- Genre: Drama
- Created by: Samuel Kissous Matthew Thomas
- Written by: Matthew Thomas Sally Abott Paul Matthew Thompson
- Screenplay by: Matthew Thomas
- Directed by: Sheree Folkson
- Starring: Joanna Scanlan Emily Coates
- Country of origin: United Kingdom
- Original language: English
- No. of series: 1
- No. of episodes: 5

Production
- Producers: Sebastian Cardwell Samuel Kissous Paul Testar

Original release
- Network: Channel 5
- Release: 13 April – 17 April 2026

= Missed Call (TV series) =

2026 British TV series

Missed Call is a British drama television series which premiered on 13 April 2026 on Channel 5 and concluded on 17 April.

== Synopsis ==
The series follows a mother Sarah Gleason (Joanna Scanlan) who travels to France to find her teenage daughter Katie (Emily Coates) has disappeared while on a trip.

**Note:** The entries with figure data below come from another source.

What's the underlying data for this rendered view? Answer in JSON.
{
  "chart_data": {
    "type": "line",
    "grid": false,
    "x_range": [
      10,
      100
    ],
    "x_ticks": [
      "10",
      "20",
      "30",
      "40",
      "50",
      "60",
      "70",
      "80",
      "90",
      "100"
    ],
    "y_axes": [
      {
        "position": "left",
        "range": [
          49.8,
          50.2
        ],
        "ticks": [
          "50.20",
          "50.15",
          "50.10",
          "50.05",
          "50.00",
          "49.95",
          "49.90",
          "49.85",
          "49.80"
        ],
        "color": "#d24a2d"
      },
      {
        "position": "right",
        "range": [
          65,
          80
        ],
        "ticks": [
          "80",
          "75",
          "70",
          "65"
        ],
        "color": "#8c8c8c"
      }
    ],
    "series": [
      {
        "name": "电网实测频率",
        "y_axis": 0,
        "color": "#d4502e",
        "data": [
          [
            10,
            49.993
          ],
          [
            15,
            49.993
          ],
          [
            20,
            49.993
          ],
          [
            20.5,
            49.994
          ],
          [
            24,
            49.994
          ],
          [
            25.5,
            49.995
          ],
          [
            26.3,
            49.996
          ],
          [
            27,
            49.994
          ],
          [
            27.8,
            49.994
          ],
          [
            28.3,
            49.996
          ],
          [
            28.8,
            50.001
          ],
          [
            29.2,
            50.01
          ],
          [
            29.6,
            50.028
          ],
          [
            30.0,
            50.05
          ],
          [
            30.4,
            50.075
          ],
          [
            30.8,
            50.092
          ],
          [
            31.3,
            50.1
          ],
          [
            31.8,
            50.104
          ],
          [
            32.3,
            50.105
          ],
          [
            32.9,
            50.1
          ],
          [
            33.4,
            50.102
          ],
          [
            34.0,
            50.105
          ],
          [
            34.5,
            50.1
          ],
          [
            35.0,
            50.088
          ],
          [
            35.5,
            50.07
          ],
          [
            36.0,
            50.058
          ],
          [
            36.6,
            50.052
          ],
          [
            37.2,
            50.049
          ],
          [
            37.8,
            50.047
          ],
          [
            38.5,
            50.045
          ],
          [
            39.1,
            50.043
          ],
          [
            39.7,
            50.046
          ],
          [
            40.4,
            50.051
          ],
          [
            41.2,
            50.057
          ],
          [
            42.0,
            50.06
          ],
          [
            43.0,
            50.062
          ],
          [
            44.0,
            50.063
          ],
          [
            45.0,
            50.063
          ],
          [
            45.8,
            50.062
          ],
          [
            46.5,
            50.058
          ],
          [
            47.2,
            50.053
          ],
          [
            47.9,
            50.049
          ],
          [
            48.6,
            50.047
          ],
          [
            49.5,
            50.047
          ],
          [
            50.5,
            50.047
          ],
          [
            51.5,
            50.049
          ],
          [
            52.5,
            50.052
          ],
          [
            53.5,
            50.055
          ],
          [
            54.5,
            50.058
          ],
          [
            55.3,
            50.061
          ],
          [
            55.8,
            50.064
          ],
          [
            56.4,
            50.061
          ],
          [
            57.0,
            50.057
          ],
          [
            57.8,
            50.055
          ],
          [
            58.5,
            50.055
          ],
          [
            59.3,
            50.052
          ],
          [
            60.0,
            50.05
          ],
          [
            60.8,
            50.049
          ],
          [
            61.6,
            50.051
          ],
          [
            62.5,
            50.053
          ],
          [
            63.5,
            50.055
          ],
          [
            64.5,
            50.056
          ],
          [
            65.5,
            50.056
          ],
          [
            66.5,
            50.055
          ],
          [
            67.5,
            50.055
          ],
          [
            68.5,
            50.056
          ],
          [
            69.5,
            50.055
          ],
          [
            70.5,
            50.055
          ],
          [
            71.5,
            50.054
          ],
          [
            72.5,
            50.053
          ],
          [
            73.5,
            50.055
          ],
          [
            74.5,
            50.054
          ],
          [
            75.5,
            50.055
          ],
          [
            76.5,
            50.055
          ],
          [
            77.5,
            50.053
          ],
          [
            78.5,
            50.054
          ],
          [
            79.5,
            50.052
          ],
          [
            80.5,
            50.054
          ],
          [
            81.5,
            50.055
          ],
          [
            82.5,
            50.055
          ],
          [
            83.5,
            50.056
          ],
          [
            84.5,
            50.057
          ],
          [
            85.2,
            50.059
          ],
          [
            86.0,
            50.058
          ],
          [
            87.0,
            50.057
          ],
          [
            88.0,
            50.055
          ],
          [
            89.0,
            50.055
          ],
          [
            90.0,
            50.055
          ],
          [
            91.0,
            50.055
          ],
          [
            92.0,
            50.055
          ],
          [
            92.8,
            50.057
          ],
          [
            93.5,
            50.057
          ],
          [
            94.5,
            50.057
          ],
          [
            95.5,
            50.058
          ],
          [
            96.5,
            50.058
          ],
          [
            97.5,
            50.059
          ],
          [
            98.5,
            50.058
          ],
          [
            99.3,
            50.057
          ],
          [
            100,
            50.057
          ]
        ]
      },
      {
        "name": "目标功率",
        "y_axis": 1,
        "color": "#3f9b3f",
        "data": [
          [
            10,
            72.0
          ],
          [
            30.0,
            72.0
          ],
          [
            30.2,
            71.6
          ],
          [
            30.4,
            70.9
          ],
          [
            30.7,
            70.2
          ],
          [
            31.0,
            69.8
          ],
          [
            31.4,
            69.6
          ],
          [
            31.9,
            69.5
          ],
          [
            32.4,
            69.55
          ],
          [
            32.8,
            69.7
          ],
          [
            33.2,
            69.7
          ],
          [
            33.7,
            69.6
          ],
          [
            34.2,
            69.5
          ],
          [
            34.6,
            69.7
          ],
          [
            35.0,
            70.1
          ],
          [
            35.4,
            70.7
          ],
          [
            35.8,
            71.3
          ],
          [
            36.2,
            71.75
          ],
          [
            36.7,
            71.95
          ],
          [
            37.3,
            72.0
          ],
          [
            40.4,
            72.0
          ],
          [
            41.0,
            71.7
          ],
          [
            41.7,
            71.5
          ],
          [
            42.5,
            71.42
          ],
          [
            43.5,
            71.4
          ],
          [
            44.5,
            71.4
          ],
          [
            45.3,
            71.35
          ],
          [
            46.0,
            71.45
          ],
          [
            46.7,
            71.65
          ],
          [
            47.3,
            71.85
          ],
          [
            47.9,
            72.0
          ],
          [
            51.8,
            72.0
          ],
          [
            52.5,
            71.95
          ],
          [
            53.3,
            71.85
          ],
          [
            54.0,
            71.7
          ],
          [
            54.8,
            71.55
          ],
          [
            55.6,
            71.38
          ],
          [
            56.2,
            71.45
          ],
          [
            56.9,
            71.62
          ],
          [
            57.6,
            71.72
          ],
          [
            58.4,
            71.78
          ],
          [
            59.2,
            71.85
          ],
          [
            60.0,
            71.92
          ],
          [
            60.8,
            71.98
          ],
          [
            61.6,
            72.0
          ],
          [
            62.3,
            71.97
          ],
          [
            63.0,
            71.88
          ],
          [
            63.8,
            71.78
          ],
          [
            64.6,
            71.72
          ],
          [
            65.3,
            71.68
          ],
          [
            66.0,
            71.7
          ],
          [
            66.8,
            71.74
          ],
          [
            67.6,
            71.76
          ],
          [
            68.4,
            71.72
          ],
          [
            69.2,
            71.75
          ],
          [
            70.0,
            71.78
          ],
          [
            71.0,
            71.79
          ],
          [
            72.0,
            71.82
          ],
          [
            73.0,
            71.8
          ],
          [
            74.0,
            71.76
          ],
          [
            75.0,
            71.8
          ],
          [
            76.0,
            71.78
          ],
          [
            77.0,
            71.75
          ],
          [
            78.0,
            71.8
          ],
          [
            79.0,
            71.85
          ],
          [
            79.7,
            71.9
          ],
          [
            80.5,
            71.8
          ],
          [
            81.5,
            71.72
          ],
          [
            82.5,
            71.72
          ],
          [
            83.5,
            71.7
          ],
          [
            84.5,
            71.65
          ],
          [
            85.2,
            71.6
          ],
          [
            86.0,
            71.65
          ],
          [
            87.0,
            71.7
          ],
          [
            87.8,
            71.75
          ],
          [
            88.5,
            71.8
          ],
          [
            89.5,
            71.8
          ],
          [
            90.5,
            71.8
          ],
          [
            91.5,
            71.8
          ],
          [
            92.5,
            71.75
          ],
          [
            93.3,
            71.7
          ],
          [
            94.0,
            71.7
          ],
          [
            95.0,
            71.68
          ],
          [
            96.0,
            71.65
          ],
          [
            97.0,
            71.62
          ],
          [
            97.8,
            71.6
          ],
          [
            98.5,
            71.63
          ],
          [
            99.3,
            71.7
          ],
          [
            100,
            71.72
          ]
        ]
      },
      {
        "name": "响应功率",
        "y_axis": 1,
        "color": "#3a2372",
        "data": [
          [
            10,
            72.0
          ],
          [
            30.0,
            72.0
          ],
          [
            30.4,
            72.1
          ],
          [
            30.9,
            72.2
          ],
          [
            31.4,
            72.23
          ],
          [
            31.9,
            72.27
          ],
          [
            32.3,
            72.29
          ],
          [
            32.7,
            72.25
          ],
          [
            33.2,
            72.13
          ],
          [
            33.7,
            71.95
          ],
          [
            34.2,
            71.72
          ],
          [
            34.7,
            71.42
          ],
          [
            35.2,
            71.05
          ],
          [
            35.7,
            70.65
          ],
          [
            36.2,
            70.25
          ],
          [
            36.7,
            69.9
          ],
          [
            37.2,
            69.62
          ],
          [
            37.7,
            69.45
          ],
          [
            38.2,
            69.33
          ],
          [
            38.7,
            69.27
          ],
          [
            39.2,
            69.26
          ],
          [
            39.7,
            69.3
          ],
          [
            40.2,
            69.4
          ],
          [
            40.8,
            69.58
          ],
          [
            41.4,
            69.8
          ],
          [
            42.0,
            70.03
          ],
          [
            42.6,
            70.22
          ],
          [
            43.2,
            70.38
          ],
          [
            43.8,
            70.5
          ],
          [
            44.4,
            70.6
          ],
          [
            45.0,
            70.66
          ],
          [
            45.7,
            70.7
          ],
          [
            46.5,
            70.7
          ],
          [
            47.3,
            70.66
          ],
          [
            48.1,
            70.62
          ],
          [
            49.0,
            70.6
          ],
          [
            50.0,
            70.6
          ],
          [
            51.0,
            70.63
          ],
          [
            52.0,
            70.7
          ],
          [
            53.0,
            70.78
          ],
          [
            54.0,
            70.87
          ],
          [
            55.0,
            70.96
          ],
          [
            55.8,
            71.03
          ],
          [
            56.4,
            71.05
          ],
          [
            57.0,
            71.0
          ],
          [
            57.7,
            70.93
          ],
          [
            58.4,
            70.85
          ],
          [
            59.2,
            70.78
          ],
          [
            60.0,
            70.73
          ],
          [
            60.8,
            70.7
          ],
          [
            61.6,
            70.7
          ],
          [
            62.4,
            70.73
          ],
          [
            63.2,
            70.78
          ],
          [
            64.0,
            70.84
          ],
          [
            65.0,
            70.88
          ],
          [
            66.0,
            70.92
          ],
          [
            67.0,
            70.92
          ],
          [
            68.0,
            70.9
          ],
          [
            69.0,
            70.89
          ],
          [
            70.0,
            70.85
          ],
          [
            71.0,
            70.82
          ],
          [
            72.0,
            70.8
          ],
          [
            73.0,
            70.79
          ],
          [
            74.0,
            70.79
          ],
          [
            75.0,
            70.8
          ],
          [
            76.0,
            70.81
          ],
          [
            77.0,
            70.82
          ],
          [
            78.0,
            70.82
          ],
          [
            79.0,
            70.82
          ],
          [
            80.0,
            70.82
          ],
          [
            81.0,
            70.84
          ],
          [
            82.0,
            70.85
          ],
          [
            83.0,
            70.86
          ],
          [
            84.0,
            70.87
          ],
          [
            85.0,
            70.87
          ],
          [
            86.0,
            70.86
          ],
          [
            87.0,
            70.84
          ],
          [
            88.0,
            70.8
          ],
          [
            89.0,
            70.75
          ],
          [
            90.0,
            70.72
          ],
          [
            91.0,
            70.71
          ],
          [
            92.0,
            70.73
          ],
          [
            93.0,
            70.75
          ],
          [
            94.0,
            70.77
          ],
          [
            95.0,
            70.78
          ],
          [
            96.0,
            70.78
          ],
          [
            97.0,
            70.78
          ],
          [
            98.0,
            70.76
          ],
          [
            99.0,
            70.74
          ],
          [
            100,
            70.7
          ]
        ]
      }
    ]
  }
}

Sarah arrives in the fictional town of Saint-Michel but is met with hostility from the host family.

== Cast ==

- Joanna Scanlan as Sarah Gleason
- Emily Coates as Katie Gleason
- Claire Keim as Lieutenant Virginie Taylor
- Andrew-Lee Potts as Mark Jones
- Rupert Graves as Jason Bradley
- François-Xavier Demaison as Captain Jerome Ricard
- Robert Lindsay as Andrew Taylor
- Dean Fagan as Neil Scott
- Hélène Azema as Yvette Henin
- Nicolas Van Beveren as Fabien Morvan
- Cole Martin as Ben
- Lise Laffont as Audrey Lambert
- Daisy Axon as Lucy
- Maxime Pipet as Xavier Henin
- Xavier Lemaître as Serge Henin
- Celia Diane as Caroline Morvan
- Thorian Jackson De Decker as Major Remy
- Sandra Teles as Rebecca
- Arthur Combelles as Gabriel the Pathologist
- Oliver Jenkins as British Reporter
- Lya Oussadit-Lessert as Emma Morvan

== Development ==
Missed Call is a five-episode series. The series was filmed in Montpellier. Casting was announced in 2025. The cast includes British and French actors.

== Reception ==
A reviewer for the Scottish Herald gave the series 3 stars out of 5. Good Housekeeping called it a "spine-chilling drama".